Banyak dari korban pertama kali diasingkan oleh para pemberontak ke Long Island sebelum dibunuh. Pulau itu jaraknya kurang dari 1,6 km dari Pulau Beacon. Mayat mereka dibuang ke laut untuk menutupi pembunuhan massal. “Ada upaya untuk menyembunyikannya,” kata Paterson.

Perlawanan putus asa

Para arkeolog juga telah menciptakan model 3D fotogrametri dari sebuah bangunan batu di Pulau Wallabi Barat. Mereka menemukan sisa-sisa perlawanan yang tidak terduga terhadap para pemberontak. Sekelompok tentara yang terdiri dari sekitar 20 orang dari Batavia telah dilucuti senjatanya. Mereka dibuang oleh Cornelisz ke Wallabi Barat, pulau terbesar di gugusan pulau Houtman Abrolhos.

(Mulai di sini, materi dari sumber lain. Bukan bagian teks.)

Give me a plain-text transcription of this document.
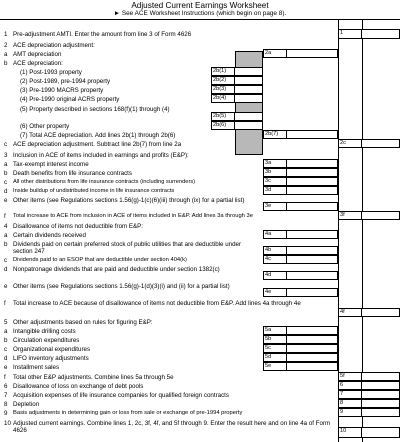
Adjusted Current Earnings Worksheet
► See ACE Worksheet Instructions (which begin on page 8).
1 Pre-adjustment AMTI. Enter the amount from line 3 of Form 4626	1
2 ACE depreciation adjustment:
a AMT depreciation	2a
b ACE depreciation:
(1) Post-1993 property	2b(1)
(2) Post-1989, pre-1994 property	2b(2)
(3) Pre-1990 MACRS property	2b(3)
(4) Pre-1990 original ACRS property	2b(4)
(5) Property described in sections 168(f)(1) through (4)
2b(5)
(6) Other property	2b(6)
(7) Total ACE depreciation. Add lines 2b(1) through 2b(6)	2b(7)
c ACE depreciation adjustment. Subtract line 2b(7) from line 2a	2c
3 Inclusion in ACE of items included in earnings and profits (E&P):
a Tax-exempt interest income	3a
b Death benefits from life insurance contracts	3b
c All other distributions from life insurance contracts (including surrenders)	3c
d Inside buildup of undistributed income in life insurance contracts	3d
e Other items (see Regulations sections 1.56(g)-1(c)(6)(iii) through (ix) for a partial list)
3e
f Total increase to ACE from inclusion in ACE of items included in E&P. Add lines 3a through 3e	3f
4 Disallowance of items not deductible from E&P:
a Certain dividends received	4a
b Dividends paid on certain preferred stock of public utilities that are deductible under section 247	4b
c Dividends paid to an ESOP that are deductible under section 404(k)	4c
d Nonpatronage dividends that are paid and deductible under section 1382(c)
4d
e Other items (see Regulations sections 1.56(g)-1(d)(3)(i) and (ii) for a partial list)
4e
f Total increase to ACE because of disallowance of items not deductible from E&P. Add lines 4a through 4e
4f
5 Other adjustments based on rules for figuring E&P:
a Intangible drilling costs	5a
b Circulation expenditures	5b
c Organizational expenditures	5c
d LIFO inventory adjustments	5d
e Installment sales	5e
f Total other E&P adjustments. Combine lines 5a through 5e	5f
6 Disallowance of loss on exchange of debt pools	6
7 Acquisition expenses of life insurance companies for qualified foreign contracts	7
8 Depletion	8
9 Basis adjustments in determining gain or loss from sale or exchange of pre-1994 property	9
10 Adjusted current earnings. Combine lines 1, 2c, 3f, 4f, and 5f through 9. Enter the result here and on line 4a of Form 4626	10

Para prajurit beruntung bisa menemukan air dan makanan. “Prajurit kemudian menarik orang-orang yang selamat untuk melarikan diri dari Pulau Beacon,” tambah Metcalfe. Warga Wallabi Barat sukses menangkis dua serangan anak buah Cornelisz.

Menurut komandan kapal, para prajurit siap untuk membela diri jika para pemberontak datang untuk melawan mereka. Untuk itu, mereka pun membuat senjata dari lingkaran dan paku. Senjata itu kemudian diikat ke tongkat.

Para arkeolog menemukan senjata darurat serupa di dekat Long Island. Senjata tersebut berupa pentungan atau gada yang terbuat dari timah yang dilipat. Terdapat lubang untuk paku yang menonjol.

Penemuan lain yang dilakukan di Long Island adalah sisa-sisa tiang gantungan tempat Cornelisz dan kaki tangannya dieksekusi. Menurut penuturan sang komandan, tangan mereka terlebih dahulu dipotong. “Sebuah hukuman yang umum di Belanda pada saat itu,” kata Paterson.

Dua pemberontak lainnya, yang dinilai tidak terlalu bersalah, terdampar di daratan Australia. Mereka adalah orang Eropa pertama yang menetap secara permanen di Australia. Apa yang terjadi pada mereka setelah menetap pun tidak diketahui.

Kisah brutal Batavia kini diakui sebagai momen penting dalam sejarah awal kolonial Australia. Kisah kelamnya bahkan menjadi subjek sebuah opera.

Kisah Batavia sering kali diperjuangkan oleh warga Australia bagian barat. “Terkadang sebagai alternatif dari kisah tentang koloni narapidana awal di bagian timur negara yang luas tersebut,” imbuh Metcalfe.

Paterson menambahkan bahwa hal ini menunjukkan bahwa ada lebih banyak hal dalam sejarah awal Eropa di Australia. Jadi, tidak hanya penjelajahan Kapten Cook pada tahun 1770-an saja. “Ini adalah pengingat bahwa bagian lain dari sejarah juga relevan dengan Australia,” katanya.